The year 1981 was also notable for the success of the postal unions' long joint campaign to turn the Post Office into a Crown Corporation. The Canada Post Corporation Act, proclaimed in October, listed its mandates as financial self-sufficiency, improved services and improved labour-management relations. Much of the unions' struggle since has been to pressure successive governments, increasingly prone to limit the public service function of the Post Office, to implement the mandates provided under the Act.

Wage controls in the early 80's prevented collective bargaining, but in the first rounds of bargaining following controls, collective agreements were reached without striking. But a privatization agenda by the Tory government, including the closure and franchising of rural post offices and retail outlets in urban areas, included a strategy in the late 80's to cripple the unions in Canada Post.

In 1987, LCUC was forced to strike to defend existing contractual benefits, and for the first time in a federal jurisdiction, strike breakers (scabs) were used across the country. Despite the resulting, sometimes violent confrontations, LCUC members stood their ground. A few months later, when CUPW similarly was forced to strike, scabs were used again, and back-to-work legislation with draconian penalties for defiance was passed. It was a formula to be repeated in the 1991 CUPW strike.


THE UNIONS TOGETHER

In 1988, following a review of bargaining units in the Canada Post, the Canadian Labour Relations Board (CLRB) decided to merge the existing five urban postal operations bargaining units into one viable unit. In practice, this meant that CUPW members, LCC members, maintenance workers represented by the Union of Postal Communications workers (affiliated to PSAC) and electronic technicians represented by the IBEW were to be in one union. In January of 1989, CUPW, in a very close vote over LCUC, won the certification.

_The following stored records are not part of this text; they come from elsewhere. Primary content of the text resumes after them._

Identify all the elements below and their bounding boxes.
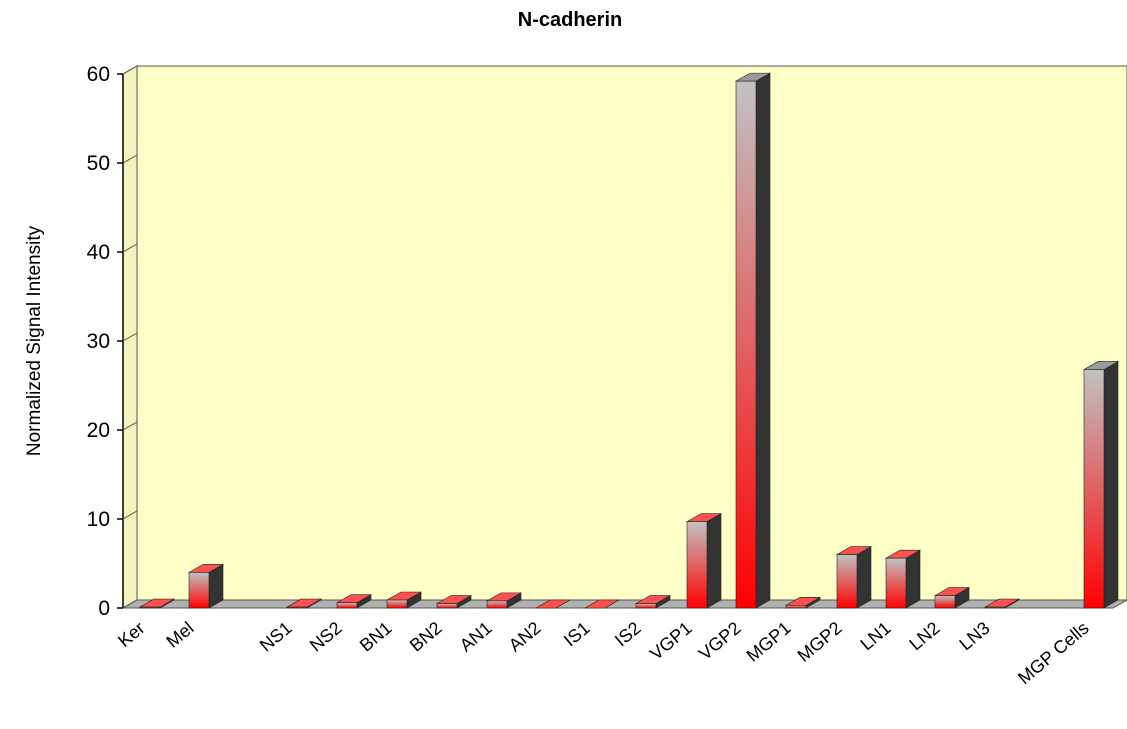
bar-front-face (885, 557, 907, 609)
y-tick-depth-line (122, 421, 138, 431)
bar (933, 587, 971, 609)
bar-side-face (1103, 360, 1119, 609)
bar (485, 592, 523, 609)
bar-side-face (706, 513, 722, 609)
bar-front-face (139, 606, 161, 609)
bar (685, 513, 723, 609)
y-tick-label: 40 (87, 241, 110, 264)
bar (285, 598, 323, 609)
bar-front-face (735, 80, 757, 609)
x-tick-label: AN2 (505, 618, 545, 656)
bar (534, 599, 572, 609)
bar (734, 72, 772, 609)
y-tick-label: 60 (87, 63, 110, 86)
x-tick-label: Ker (114, 618, 148, 651)
plot-back-wall (136, 65, 1127, 601)
bar-front-face (386, 599, 408, 609)
bar-front-face (785, 605, 807, 609)
bar-front-face (686, 521, 708, 609)
x-tick-label: AN1 (456, 618, 496, 656)
bar (983, 598, 1021, 609)
bar-front-face (486, 600, 508, 609)
bar-front-face (836, 554, 858, 609)
y-tick-depth-line (122, 510, 138, 520)
y-axis-label: Normalized Signal Intensity (24, 225, 45, 456)
x-tick-label: VGP1 (646, 618, 696, 664)
bar (884, 549, 922, 609)
bar-side-face (905, 549, 921, 609)
bar (335, 594, 373, 609)
bar (583, 599, 621, 609)
bar-front-face (286, 606, 308, 609)
plot-floor (121, 599, 1127, 609)
y-tick-label: 10 (87, 508, 110, 531)
x-tick-label: NS1 (256, 618, 296, 656)
bar (435, 595, 473, 609)
x-tick-label: LN2 (905, 618, 943, 655)
x-tick-label: MGP Cells (1014, 618, 1092, 688)
x-tick-label: VGP2 (695, 618, 745, 664)
bar (1082, 360, 1120, 609)
bar (784, 596, 822, 609)
y-tick-label: 50 (87, 152, 110, 175)
bar-front-face (934, 595, 956, 609)
y-tick-depth-line (122, 154, 138, 164)
y-tick-depth-line (122, 599, 138, 609)
y-tick-depth-line (122, 332, 138, 342)
y-tick-depth-line (122, 65, 138, 75)
x-tick-label: Mel (162, 618, 197, 652)
bar (187, 563, 225, 609)
bar (385, 591, 423, 609)
bar-side-face (856, 546, 872, 609)
bar-front-face (436, 603, 458, 609)
y-tick-depth-line (122, 243, 138, 253)
bars-group (138, 72, 1120, 609)
chart-title: N-cadherin (518, 9, 622, 31)
bar (138, 598, 176, 609)
bar (835, 546, 873, 609)
bar-front-face (984, 606, 1006, 609)
y-tick-label: 0 (98, 597, 110, 620)
x-tick-label: BN2 (406, 618, 446, 656)
y-tick-label: 20 (87, 419, 110, 442)
bar-top-face (534, 599, 572, 609)
x-tick-label: BN1 (356, 618, 396, 656)
x-tick-label: IS1 (560, 618, 594, 651)
bar-front-face (188, 572, 210, 609)
x-tick-label: MGP1 (743, 618, 795, 666)
bar-side-face (755, 72, 771, 609)
x-tick-label: LN3 (955, 618, 993, 655)
x-tick-label: LN1 (856, 618, 894, 655)
x-axis-tick-labels: Ker Mel NS1 NS2 BN1 BN2 AN1 AN2 IS1 IS2 VGP1 VGP2MG… (114, 618, 1092, 688)
bar (634, 595, 672, 609)
y-axis-ticks: 0 10 20 30 40 50 60 (87, 63, 138, 620)
x-tick-label: NS2 (306, 618, 346, 656)
bar-top-face (583, 599, 621, 609)
bar-front-face (336, 602, 358, 609)
bar-front-face (1083, 369, 1105, 609)
bar-front-face (635, 603, 657, 609)
x-tick-label: IS2 (611, 618, 645, 651)
x-tick-label: MGP2 (794, 618, 846, 666)
y-tick-label: 30 (87, 330, 110, 353)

The transition phase to unity was not without pain. But the crisis involving Canada Post's future as a public service, similar pressures facing postal administrations globally, and a climate of fierce employer/government attacks on workers in the Post Office have promoted a healing of the differences.

In our first negotiations as one union, the Tory government continued the troubling trend to denying the right to strike, again employing scabs - although the union was able to reach a negotiated settlement in 1992, despite the 1991 back-to-work legislation.

Initially, the election of a new federal government in 1993 appeared for a while to slow down the mad dash to profitability and deregulation at the expense of service to the public in Canada Post. The Liberals, responding to public pressure, imposed a moratorium on the closure of rural post offices. And in 1995, CUPW achieved a collective agreement without a strike, including job security, restrictions on contracting out work and even job creation initiatives.

Problems for the union mounted, however, with the release of the Liberal government Mandate Review headed by George Radwanski. Although the Review rejected privatization of Canada Post, it called on CPC to limit itself to the core work of letter delivery covered by the exclusive privilege clause in the CPC Act. The Liberals responded by unceremoniously firing 10,000 part-time admail delivery workers - and handing over its unaddressed admail business to the private sector.

This was the largest single lay-off in Canada's history. These lower paid unionized workers, for the most part, have been unable to find re-employment. CUPW, although it resisted, was able only to negotiate a severance package on their behalf.